J'avais 4 ans quand j'ai décidé que le mien commencerait le jour de mes 55 ans et se terminerait 1 500 jours plus tard, maximum. J'ai organisé toute ma vie en sachant que je ne dépasserai pas les 60 ans et que je n'avais nul besoin d'envisager de gérer une vieillesse. Lors d'un repas familial, en observant les adultes, j'ai pris 3 grandes décisions qui ont orienté et structuré toute ma vie : jamais je ne me marierai car c'était risquer de se mettre dans une sorte de position de subordination, jamais je ne dépendrai financièrement d'un autre homme que mon père car c'était potentiellement subir une situation par défaut d'autonomie financière, jamais je ne vivrai juste pour vivre et m'arrêterai avant 60 ans. Ces 3 décisions en entraînèrent une autre, quelques années plus tard, au moment de l'avant adultisation, celle de ne pas avoir d'enfant pour pouvoir acter pleinement les 3 autres et ne pas les faire pâtir des résultantes de mes positions. Cette non envie a émergé d'autres faits et peut-être que si ces autres faits n'avaient pas été vécus, je ne serai pas aujourd'hui en train de rédiger ces lignes.

Beaucoup d'entre vous se diront que des décisions prises à 4 ans peuvent être remises en question de multiples fois. Elles le furent et à chaque fois la conclusion fut la même : aucune envie d'envisager autrement. Je me suis toujours également dite que si d'autres desseins étaient prévus pour moi, alors celles et ceux les commandant me le feraient savoir et me donneraient les moyens de poursuivre le chemin. Seule, je n'assumerai qu'une durée limitée.

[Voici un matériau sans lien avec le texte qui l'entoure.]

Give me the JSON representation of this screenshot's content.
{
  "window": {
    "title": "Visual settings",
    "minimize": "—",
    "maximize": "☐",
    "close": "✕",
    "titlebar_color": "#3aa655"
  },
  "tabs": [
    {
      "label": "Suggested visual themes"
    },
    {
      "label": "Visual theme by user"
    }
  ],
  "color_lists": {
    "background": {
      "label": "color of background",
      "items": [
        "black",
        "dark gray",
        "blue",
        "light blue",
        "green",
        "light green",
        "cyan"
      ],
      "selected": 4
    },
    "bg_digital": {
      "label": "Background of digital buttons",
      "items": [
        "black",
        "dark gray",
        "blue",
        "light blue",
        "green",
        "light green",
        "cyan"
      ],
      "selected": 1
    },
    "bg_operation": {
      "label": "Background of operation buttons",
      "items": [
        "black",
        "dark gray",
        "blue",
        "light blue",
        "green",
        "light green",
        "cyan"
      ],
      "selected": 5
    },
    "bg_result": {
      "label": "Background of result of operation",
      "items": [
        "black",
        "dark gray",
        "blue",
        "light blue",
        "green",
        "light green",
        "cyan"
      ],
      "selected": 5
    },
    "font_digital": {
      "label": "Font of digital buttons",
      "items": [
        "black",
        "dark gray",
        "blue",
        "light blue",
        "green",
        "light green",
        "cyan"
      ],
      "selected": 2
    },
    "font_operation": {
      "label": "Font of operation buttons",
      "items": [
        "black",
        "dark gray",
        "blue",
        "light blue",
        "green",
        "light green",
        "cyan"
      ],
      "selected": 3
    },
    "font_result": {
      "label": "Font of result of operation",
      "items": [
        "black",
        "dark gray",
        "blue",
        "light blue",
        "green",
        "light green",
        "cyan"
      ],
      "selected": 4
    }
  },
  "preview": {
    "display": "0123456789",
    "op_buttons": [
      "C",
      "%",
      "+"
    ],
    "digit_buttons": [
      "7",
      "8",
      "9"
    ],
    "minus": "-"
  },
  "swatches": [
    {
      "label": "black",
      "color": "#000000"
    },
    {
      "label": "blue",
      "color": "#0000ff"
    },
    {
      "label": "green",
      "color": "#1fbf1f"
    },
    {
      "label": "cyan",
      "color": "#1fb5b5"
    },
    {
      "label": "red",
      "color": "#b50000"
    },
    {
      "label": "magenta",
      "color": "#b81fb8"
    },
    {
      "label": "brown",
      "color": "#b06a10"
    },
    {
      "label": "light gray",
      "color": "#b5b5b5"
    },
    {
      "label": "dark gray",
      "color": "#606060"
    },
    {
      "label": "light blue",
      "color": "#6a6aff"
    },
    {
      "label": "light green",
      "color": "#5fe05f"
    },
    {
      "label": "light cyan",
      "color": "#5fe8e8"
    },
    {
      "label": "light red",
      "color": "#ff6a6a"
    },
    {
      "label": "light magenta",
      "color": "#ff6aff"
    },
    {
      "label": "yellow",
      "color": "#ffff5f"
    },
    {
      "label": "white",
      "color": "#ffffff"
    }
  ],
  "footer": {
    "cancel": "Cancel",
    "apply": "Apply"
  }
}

Hier, j'ai fêté mes 55 ans et aujourd'hui il me reste maximum 1 500 jours de vie. J'ignore quelle sera la puissance de mon envie de vivre et donc si elle me portera à tout arrêter dans 12, 120, 1 200 jours ou plus. J'ignore aussi si la Vie décidera pour moi et choisira de tout arrêter avant terme. Au-delà de mes capacités de projection, de ma volonté, il reste cette part d'imprévisible, d'aléatoire qui nous accompagne tout au long des méandres des heures qui s'égrènent et qui peut à chaque instant tout bouleverser. Je demande juste à la Vie et l'en remercie, si elle faisait ce choix, d'être sympa avec moi et d'opter pour une action immédiate sans longues souffrances d'agonie.

Avec le vague espoir que cela puisse intéresser quelqu'un j'ai décidé de tenir un journal/blog, un diablogry pour adopter une dénomination dans l'air du temps et des technologies actuelles. J'y raconterai mes dernières et premières envies, mes regards sur l'autour, mes adieux multiples et variés, mes espoirs et désespérances, mes jours passés et présents... Il s'agit d'un roman de vie ou d'une vie romancée et non d'une biographie donc d'une trace faussant la réalité car sous le prisme de la pudeur, de l'oubli, de la puissance de certains ressentis mais également d'un souhait d'adoucir les contours d'un rude et insignifiant parcours.

Je m'appelle Louella et je viens d'avoir 55 ans...

La grande question, celle qui transforme le quotidien de bien des personnes tentant d'écrire en écran vide ou blanche page, est : par où commencer ?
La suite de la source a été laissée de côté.